Arctic Monkeys are fresh off the main stage from Electric Picnic having closed out the festival with a stomping set on Sunday night. They are back with their new album AM.
Irish Independent Music Critic John Meagher gives his verdict along with the best gigs and musical tips of the week
Listen to the podcast here:
ALBUM OF THE WEEK
Arctic Monkeys' fifth album, AM.
It's their most ambitious to date, sonically, and although it may not match the excellence of their much hyped debut it does mark a return to form after so-so third and fourth albums.

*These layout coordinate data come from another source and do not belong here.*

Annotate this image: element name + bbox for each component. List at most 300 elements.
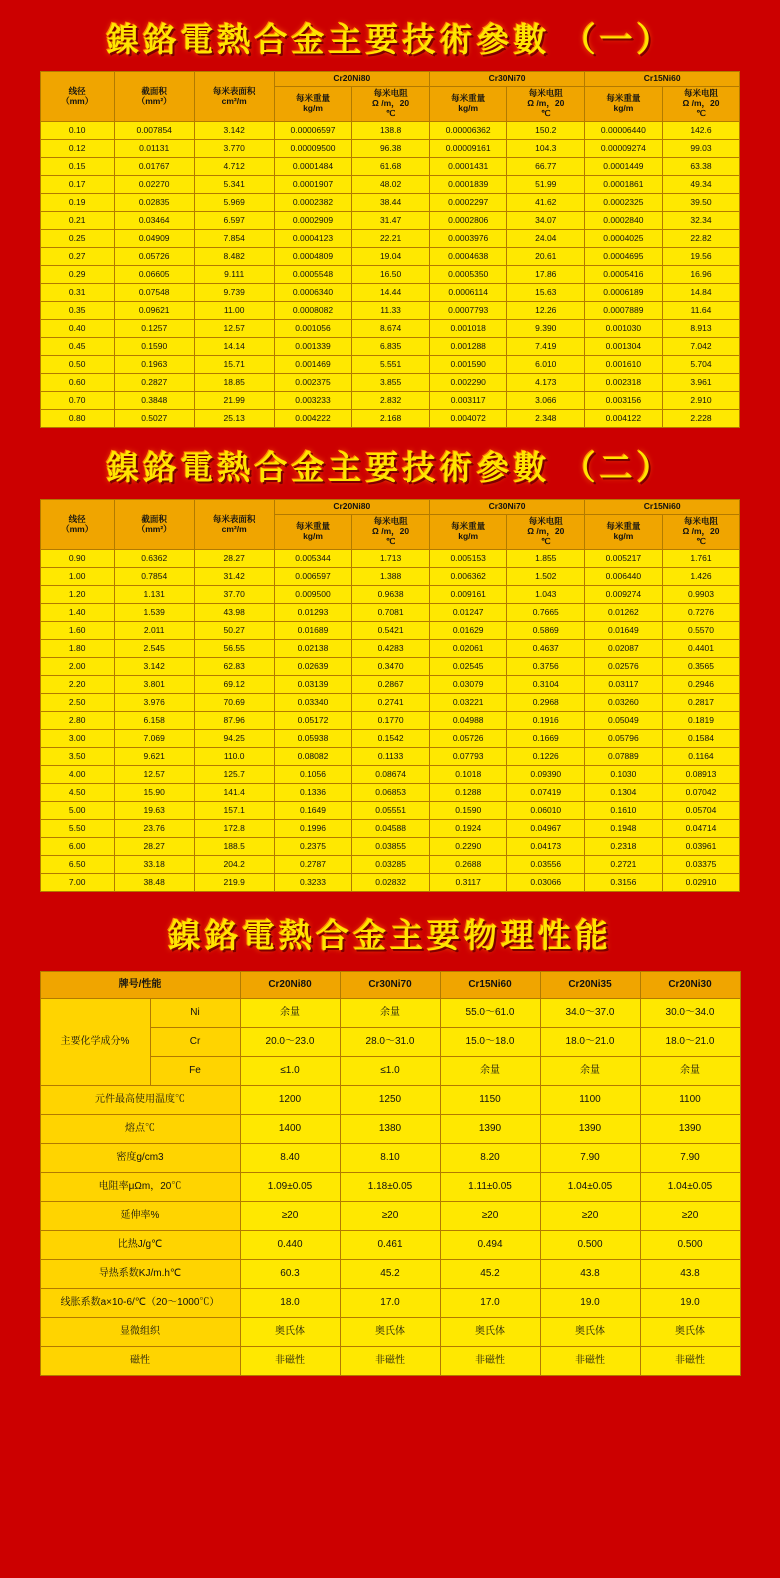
table-cell: 0.0002382 (274, 194, 352, 212)
header-resistance-3-line1: 每米电阻 (683, 88, 718, 99)
table-cell: 56.55 (194, 640, 274, 658)
table-cell: 34.0～37.0 (540, 999, 640, 1028)
table-cell: 0.05172 (274, 712, 352, 730)
table-cell: 22.82 (662, 230, 740, 248)
table-cell: 2.011 (114, 622, 194, 640)
table-cell: 12.57 (194, 320, 274, 338)
table-cell: 0.2817 (662, 694, 740, 712)
table-cell: 104.3 (507, 140, 585, 158)
header-weight-1-line1: 每米重量 (295, 93, 330, 104)
table-cell: 6.158 (114, 712, 194, 730)
table-cell: 0.7854 (114, 568, 194, 586)
table-cell: 0.03556 (507, 856, 585, 874)
table-cell: 0.00009274 (585, 140, 663, 158)
table-cell: 0.0005548 (274, 266, 352, 284)
table-cell: 0.6362 (114, 550, 194, 568)
table-cell: 0.3848 (114, 392, 194, 410)
table-cell: 142.6 (662, 122, 740, 140)
table-cell: 3.142 (194, 122, 274, 140)
table-cell: 奥氏体 (340, 1318, 440, 1347)
table-cell: 60.3 (240, 1260, 340, 1289)
table-cell: 14.44 (352, 284, 430, 302)
table-cell: 0.3470 (352, 658, 430, 676)
table-cell: 50.27 (194, 622, 274, 640)
header-alloy-cr30ni70: Cr30Ni70 (429, 500, 584, 515)
table-cell: 0.01131 (114, 140, 194, 158)
header-weight-2-line2: kg/m (458, 531, 479, 541)
table-cell: 5.704 (662, 356, 740, 374)
table-cell: 0.5869 (507, 622, 585, 640)
table-row (40, 694, 740, 712)
table-cell: 0.500 (640, 1231, 740, 1260)
table-cell: 0.1133 (352, 748, 430, 766)
table-cell: 0.31 (40, 284, 114, 302)
table-cell: 1100 (640, 1086, 740, 1115)
phys-element-label: Ni (150, 999, 240, 1028)
table-row (40, 410, 740, 428)
table-row (40, 356, 740, 374)
table-cell: 33.18 (114, 856, 194, 874)
table-cell: 69.12 (194, 676, 274, 694)
table-row (40, 784, 740, 802)
table-cell: 0.03079 (429, 676, 507, 694)
table-cell: 4.00 (40, 766, 114, 784)
table-cell: 0.03066 (507, 874, 585, 892)
table-row (40, 766, 740, 784)
table-cell: 6.50 (40, 856, 114, 874)
header-alloy-cr15ni60: Cr15Ni60 (585, 500, 740, 515)
table-cell: 奥氏体 (440, 1318, 540, 1347)
table-cell: 9.390 (507, 320, 585, 338)
table-cell: 0.1304 (585, 784, 663, 802)
table-cell: 非磁性 (340, 1347, 440, 1376)
header-resistance-2-line2: Ω /m，20 (527, 526, 565, 537)
table-cell: 0.60 (40, 374, 114, 392)
table-cell: 2.168 (352, 410, 430, 428)
table-row (40, 1260, 740, 1289)
table-cell: 0.1948 (585, 820, 663, 838)
table-cell: 0.02545 (429, 658, 507, 676)
table-cell: 1200 (240, 1086, 340, 1115)
table-cell: 0.3117 (429, 874, 507, 892)
table-cell: 0.1963 (114, 356, 194, 374)
header-resistance-3-line3: ℃ (696, 107, 706, 118)
table-cell: 41.62 (507, 194, 585, 212)
table-cell: 0.01247 (429, 604, 507, 622)
table-cell: 0.001339 (274, 338, 352, 356)
table-cell: 0.4637 (507, 640, 585, 658)
table-cell: 0.0001431 (429, 158, 507, 176)
table-cell: 12.26 (507, 302, 585, 320)
table-cell: 余量 (540, 1057, 640, 1086)
table-cell: 1.502 (507, 568, 585, 586)
header-alloy-cr15ni60: Cr15Ni60 (585, 72, 740, 87)
table-row (40, 1202, 740, 1231)
table-cell: 45.2 (340, 1260, 440, 1289)
table-cell: 1.539 (114, 604, 194, 622)
table-cell: 0.004122 (585, 410, 663, 428)
table-row (40, 320, 740, 338)
table-cell: 1.388 (352, 568, 430, 586)
table-cell: 20.61 (507, 248, 585, 266)
table-cell: 51.99 (507, 176, 585, 194)
table-cell: 125.7 (194, 766, 274, 784)
header-diameter-line1: 线径 (68, 85, 86, 96)
table-cell: 0.0004638 (429, 248, 507, 266)
phys-col-cr20ni80: Cr20Ni80 (240, 972, 340, 999)
table-cell: 19.04 (352, 248, 430, 266)
phys-row-label: 线胀系数a×10-6/℃（20～1000℃） (40, 1289, 240, 1318)
phys-header-row (40, 972, 740, 999)
table-cell: 8.10 (340, 1144, 440, 1173)
table-cell: 0.005344 (274, 550, 352, 568)
table-cell: 0.27 (40, 248, 114, 266)
table-cell: 7.069 (114, 730, 194, 748)
table-cell: 0.001018 (429, 320, 507, 338)
header-resistance-1-line1: 每米电阻 (373, 88, 408, 99)
table-cell: 150.2 (507, 122, 585, 140)
table-cell: 19.0 (640, 1289, 740, 1318)
table-cell: 0.04988 (429, 712, 507, 730)
table-cell: 0.0004809 (274, 248, 352, 266)
table-row (40, 284, 740, 302)
table-cell: 0.06605 (114, 266, 194, 284)
table-cell: 16.96 (662, 266, 740, 284)
table-row (40, 1347, 740, 1376)
header-weight-1 (274, 87, 352, 122)
header-diameter-line1: 线径 (68, 513, 86, 524)
table-cell: 3.066 (507, 392, 585, 410)
header-area (114, 72, 194, 122)
header-resistance-1-line1: 每米电阻 (373, 516, 408, 527)
table-cell: 34.07 (507, 212, 585, 230)
table-cell: 7.854 (194, 230, 274, 248)
table-cell: 48.02 (352, 176, 430, 194)
table-cell: 0.19 (40, 194, 114, 212)
header-area-line1: 截面积 (141, 513, 167, 524)
table-cell: 0.05049 (585, 712, 663, 730)
table-cell: 0.0005416 (585, 266, 663, 284)
table-cell: 0.03117 (585, 676, 663, 694)
table-cell: 余量 (440, 1057, 540, 1086)
table-cell: 1.043 (507, 586, 585, 604)
table-cell: 0.1924 (429, 820, 507, 838)
table-cell: 0.00006597 (274, 122, 352, 140)
table-cell: ≥20 (540, 1202, 640, 1231)
header-resistance-2-line3: ℃ (541, 107, 551, 118)
header-weight-1 (274, 515, 352, 550)
table-cell: 18.0～21.0 (540, 1028, 640, 1057)
table-cell: 0.004222 (274, 410, 352, 428)
table-cell: 22.21 (352, 230, 430, 248)
table-cell: 63.38 (662, 158, 740, 176)
header-alloy-cr20ni80: Cr20Ni80 (274, 72, 429, 87)
table-cell: 0.2688 (429, 856, 507, 874)
table-cell: 余量 (640, 1057, 740, 1086)
table-cell: ≥20 (440, 1202, 540, 1231)
header-surface (194, 500, 274, 550)
table-cell: 0.1226 (507, 748, 585, 766)
table-cell: 0.4401 (662, 640, 740, 658)
table-cell: 3.142 (114, 658, 194, 676)
table-cell: 1100 (540, 1086, 640, 1115)
table-cell: 奥氏体 (540, 1318, 640, 1347)
table-row (40, 1086, 740, 1115)
table-cell: 0.7081 (352, 604, 430, 622)
table-cell: 0.03221 (429, 694, 507, 712)
table-cell: 4.50 (40, 784, 114, 802)
table-cell: 0.05704 (662, 802, 740, 820)
table-cell: 0.00006440 (585, 122, 663, 140)
table-cell: 5.50 (40, 820, 114, 838)
header-resistance-1 (352, 87, 430, 122)
table-cell: 0.1336 (274, 784, 352, 802)
table-cell: 6.010 (507, 356, 585, 374)
header-resistance-2-line2: Ω /m，20 (527, 98, 565, 109)
table-cell: 1150 (440, 1086, 540, 1115)
table-cell: 1.855 (507, 550, 585, 568)
table-cell: 8.913 (662, 320, 740, 338)
header-resistance-2-line1: 每米电阻 (528, 88, 563, 99)
table-cell: 2.00 (40, 658, 114, 676)
table-cell: 28.27 (114, 838, 194, 856)
table-cell: 0.02835 (114, 194, 194, 212)
table-cell: 31.47 (352, 212, 430, 230)
phys-row-label: 元件最高使用温度℃ (40, 1086, 240, 1115)
header-resistance-2-line1: 每米电阻 (528, 516, 563, 527)
table-cell: 0.35 (40, 302, 114, 320)
table-cell: 0.00009500 (274, 140, 352, 158)
phys-element-label: Cr (150, 1028, 240, 1057)
table-cell: 0.494 (440, 1231, 540, 1260)
table-cell: ≥20 (240, 1202, 340, 1231)
header-surface-line1: 每米表面积 (212, 85, 256, 96)
table-cell: 0.0005350 (429, 266, 507, 284)
header-area-line2: （mm²） (136, 523, 172, 534)
table-cell: 0.03464 (114, 212, 194, 230)
table-cell: 0.25 (40, 230, 114, 248)
table-cell: 0.002290 (429, 374, 507, 392)
table-cell: 0.2290 (429, 838, 507, 856)
table-cell: 0.07548 (114, 284, 194, 302)
table-cell: 0.003156 (585, 392, 663, 410)
phys-col-cr20ni35: Cr20Ni35 (540, 972, 640, 999)
table-cell: 43.8 (640, 1260, 740, 1289)
phys-row-label: 电阻率μΩm，20℃ (40, 1173, 240, 1202)
table-cell: 0.03139 (274, 676, 352, 694)
table-cell: 1390 (540, 1115, 640, 1144)
table-cell: 0.01262 (585, 604, 663, 622)
table-row (40, 302, 740, 320)
table-cell: 1.40 (40, 604, 114, 622)
table-cell: 0.2827 (114, 374, 194, 392)
table-cell: 1.18±0.05 (340, 1173, 440, 1202)
table-cell: 0.04714 (662, 820, 740, 838)
header-weight-2-line1: 每米重量 (451, 521, 486, 532)
table-cell: 2.20 (40, 676, 114, 694)
phys-row-label: 密度g/cm3 (40, 1144, 240, 1173)
table-cell: 0.02832 (352, 874, 430, 892)
table-cell: 30.0～34.0 (640, 999, 740, 1028)
table-cell: 1.761 (662, 550, 740, 568)
table-cell: 0.06010 (507, 802, 585, 820)
table-cell: 0.70 (40, 392, 114, 410)
table-cell: 11.64 (662, 302, 740, 320)
table-cell: 0.1610 (585, 802, 663, 820)
table-row (40, 374, 740, 392)
header-area (114, 500, 194, 550)
table-cell: 66.77 (507, 158, 585, 176)
table-cell: 8.20 (440, 1144, 540, 1173)
header-weight-2 (429, 87, 507, 122)
phys-row-label: 比热J/g℃ (40, 1231, 240, 1260)
table-cell: 0.009274 (585, 586, 663, 604)
header-resistance-2-line3: ℃ (541, 535, 551, 546)
table-cell: 11.33 (352, 302, 430, 320)
table-cell: 0.0004695 (585, 248, 663, 266)
table-cell: 0.01293 (274, 604, 352, 622)
table-cell: 23.76 (114, 820, 194, 838)
params-table-part2-body (40, 550, 740, 892)
table-row (40, 676, 740, 694)
header-resistance-2 (507, 515, 585, 550)
table-cell: 0.03961 (662, 838, 740, 856)
table-cell: 5.00 (40, 802, 114, 820)
table-cell: 0.80 (40, 410, 114, 428)
table-cell: 45.2 (440, 1260, 540, 1289)
table-cell: 0.09621 (114, 302, 194, 320)
table-cell: 3.50 (40, 748, 114, 766)
table-cell: 0.9638 (352, 586, 430, 604)
table-cell: 0.006440 (585, 568, 663, 586)
table-row (40, 730, 740, 748)
table-cell: 3.770 (194, 140, 274, 158)
table-cell: 0.3756 (507, 658, 585, 676)
table-cell: 7.042 (662, 338, 740, 356)
header-weight-3 (585, 87, 663, 122)
table-cell: 0.3156 (585, 874, 663, 892)
table-cell: 25.13 (194, 410, 274, 428)
table-row (40, 140, 740, 158)
table-cell: 0.07419 (507, 784, 585, 802)
table-row (40, 1289, 740, 1318)
section-title-3: 鎳鉻電熱合金主要物理性能 (168, 919, 612, 955)
table-cell: 87.96 (194, 712, 274, 730)
table-cell: 0.001469 (274, 356, 352, 374)
table-cell: 1.09±0.05 (240, 1173, 340, 1202)
table-row (40, 658, 740, 676)
table-cell: 9.621 (114, 748, 194, 766)
table-cell: 0.06853 (352, 784, 430, 802)
table-cell: 0.001590 (429, 356, 507, 374)
table-cell: 0.0001907 (274, 176, 352, 194)
table-cell: 6.835 (352, 338, 430, 356)
table-cell: 0.40 (40, 320, 114, 338)
table-cell: 0.5027 (114, 410, 194, 428)
table-row (40, 158, 740, 176)
table-cell: 0.1288 (429, 784, 507, 802)
table-cell: 1390 (440, 1115, 540, 1144)
table-cell: 0.08674 (352, 766, 430, 784)
header-diameter (40, 500, 114, 550)
table-cell: 0.0008082 (274, 302, 352, 320)
table-cell: 138.8 (352, 122, 430, 140)
header-weight-2-line2: kg/m (458, 103, 479, 113)
header-weight-2-line1: 每米重量 (451, 93, 486, 104)
table-cell: 0.0002325 (585, 194, 663, 212)
table-cell: 0.009161 (429, 586, 507, 604)
table-cell: ≥20 (340, 1202, 440, 1231)
table-cell: 16.50 (352, 266, 430, 284)
table-cell: 17.86 (507, 266, 585, 284)
header-resistance-3-line3: ℃ (696, 535, 706, 546)
table-cell: 非磁性 (440, 1347, 540, 1376)
table-cell: 0.1018 (429, 766, 507, 784)
table-cell: 3.855 (352, 374, 430, 392)
header-resistance-3 (662, 87, 740, 122)
table-cell: 0.03340 (274, 694, 352, 712)
table-cell: 0.006362 (429, 568, 507, 586)
table-cell: 1390 (640, 1115, 740, 1144)
table-cell: 0.03375 (662, 856, 740, 874)
section-title-2: 鎳鉻電熱合金主要技術參數 （二） (106, 451, 674, 487)
table-cell: 0.001056 (274, 320, 352, 338)
table-cell: 1250 (340, 1086, 440, 1115)
table-cell: 24.04 (507, 230, 585, 248)
table-row (40, 194, 740, 212)
table-cell: 0.2741 (352, 694, 430, 712)
table-cell: 0.1649 (274, 802, 352, 820)
table-cell: 17.0 (440, 1289, 540, 1318)
table-cell: 110.0 (194, 748, 274, 766)
table-cell: 0.07889 (585, 748, 663, 766)
table-cell: 15.71 (194, 356, 274, 374)
table-cell: 18.0～21.0 (640, 1028, 740, 1057)
table-cell: 0.9903 (662, 586, 740, 604)
header-alloy-cr30ni70: Cr30Ni70 (429, 72, 584, 87)
table-cell: 43.98 (194, 604, 274, 622)
params-table-part1-body (40, 122, 740, 428)
physical-properties-table (40, 971, 741, 1376)
table-cell: 28.0～31.0 (340, 1028, 440, 1057)
table-cell: 0.3233 (274, 874, 352, 892)
table-cell: 0.0002806 (429, 212, 507, 230)
header-resistance-2 (507, 87, 585, 122)
table-row (40, 338, 740, 356)
table-cell: 1380 (340, 1115, 440, 1144)
table-cell: 1.20 (40, 586, 114, 604)
table-cell: 7.00 (40, 874, 114, 892)
phys-row-label: 延伸率% (40, 1202, 240, 1231)
table-cell: 0.0004025 (585, 230, 663, 248)
table-row (40, 712, 740, 730)
table-cell: 19.0 (540, 1289, 640, 1318)
phys-row-label: 熔点℃ (40, 1115, 240, 1144)
table-cell: 5.969 (194, 194, 274, 212)
table-cell: 0.01689 (274, 622, 352, 640)
table-cell: 21.99 (194, 392, 274, 410)
table-cell: 20.0～23.0 (240, 1028, 340, 1057)
table-row (40, 230, 740, 248)
table-cell: 0.2721 (585, 856, 663, 874)
header-weight-3-line1: 每米重量 (606, 93, 641, 104)
table-cell: 0.1669 (507, 730, 585, 748)
table-cell: 7.419 (507, 338, 585, 356)
table-cell: 0.461 (340, 1231, 440, 1260)
table-cell: 0.3565 (662, 658, 740, 676)
table-row (40, 874, 740, 892)
table-cell: 0.0006189 (585, 284, 663, 302)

Also, Bob Dylan worshipers will want to get their hands on Another Self-Portrait - which is volume 10 in the highly acclaimed Bootleg Series.
It looks back to an oft-criticised period in Dylan's career - late 1960s/early 1970s - and suggests he was in a much more creative mood than many gave him credit for.
TALKING POINT
It's almost a week since Seamus Heaney's death, and it's remarkable quite how many musicians have come forward to cite his wonderfully economical use of language as an influence.
Bono's tribute was much publicised, but it was Paul Simon's wonderfully heartfelt tribute to the Derry man in The New York Times that really struck a chord. He wrote passionately about the music in Heaney's poems.
This is what Paul said:
"I was in the audience at the Abbey Theater in Dublin on June 9, 1991, when Seamus Heaney read from his new book of poems, “Seeing Things.” I know the exact date because he kindly inscribed his book for me and dated it. But I wouldn’t have forgotten that night, with or without the month and year. Seamus gave a mesmerizing, witty and emotional performance, and it was a rare opportunity for me to hear the sound of his words spoken with their true accent.
Popular culture likes to house songwriters and poets under the same roof, but we are not the close family that some imagine. Poets are distant cousins at most, and labor under a distinctly different set of rules. Songwriters have melody, instrumentation and rhythm to color their work and give it power; poets accomplish it all with words.
Seamus, though, was one of those rare poets whose writing evokes music: the fiddles, pipes and penny-whistles of his Northern Irish culture and upbringing. You can hear it in “Casting and Gathering”:
Years and years ago, these sounds took sides:
On the left bank, a green silk tapered cast
Went whispering through the air, saying hush
And lush, entirely free, no matter whether
It swished above the hayfield or the river.
And later in the poem:
One sound is saying, ‘You are not worth tuppence,
But neither is anybody. Watch it! Be severe.’
The other says, ‘Go with it! Give and swerve.
You are everything you feel beside the river.’
I love this poem and return to it from time to time to hear the “hush” and “lush” of the fishermen casting their rods from opposite banks, like politicians across the Senate aisle. And I like the friendly pep talk Seamus gives himself when self-criticism is about to get the best of him.
It’s frustrating to try to capture even a glimpse of the man, his verbal virtuosity, his wit and Irish charm. Recovering from a stroke in the hospital, he greeted his friend and fellow poet Paul Muldoon with, “Hello, different strokes for different folks.”
I admire the directness and simplicity of his work, a virtue most writers aspire to but rarely achieve. Seamus and I met through our mutual friend Derek Walcott. I visited him in his home outside Dublin, and we continued our conversations at my place in Manhattan. Obviously, I’m a fan even more of the man than the poetry, though there are few poets I would rank as his equal."
GIG OF THE WEEK
It has to be Leonard Cohen. The veteran Canadian play Dublin's O2 on Wednesday and Thursday of next week.
Tickets are readily available this time which might indicate that the old adage of familiarity breeding contempt is probably true: he has, after all, played Ireland a lot since returning to the live scene in 2008. But those who haven't seen him are strongly advised to remedy the situation, because he remains an outstanding live performer who is fortunate to have one of the best bands in the business with him.
TIP OF THE WEEK
HMV's new flagship Irish store opens on Henry Street, Dublin, tomorrow (Friday) and there will be a special on-site show from Cavan's celebrated teenagers, The Strypes.
The boys release their debut album, Snapshot, this week and it succeeds in capturing the fantastic energy they put into their live shows. Those interested in attending need to get down to Henry street well before the boys are on stage at 12.15.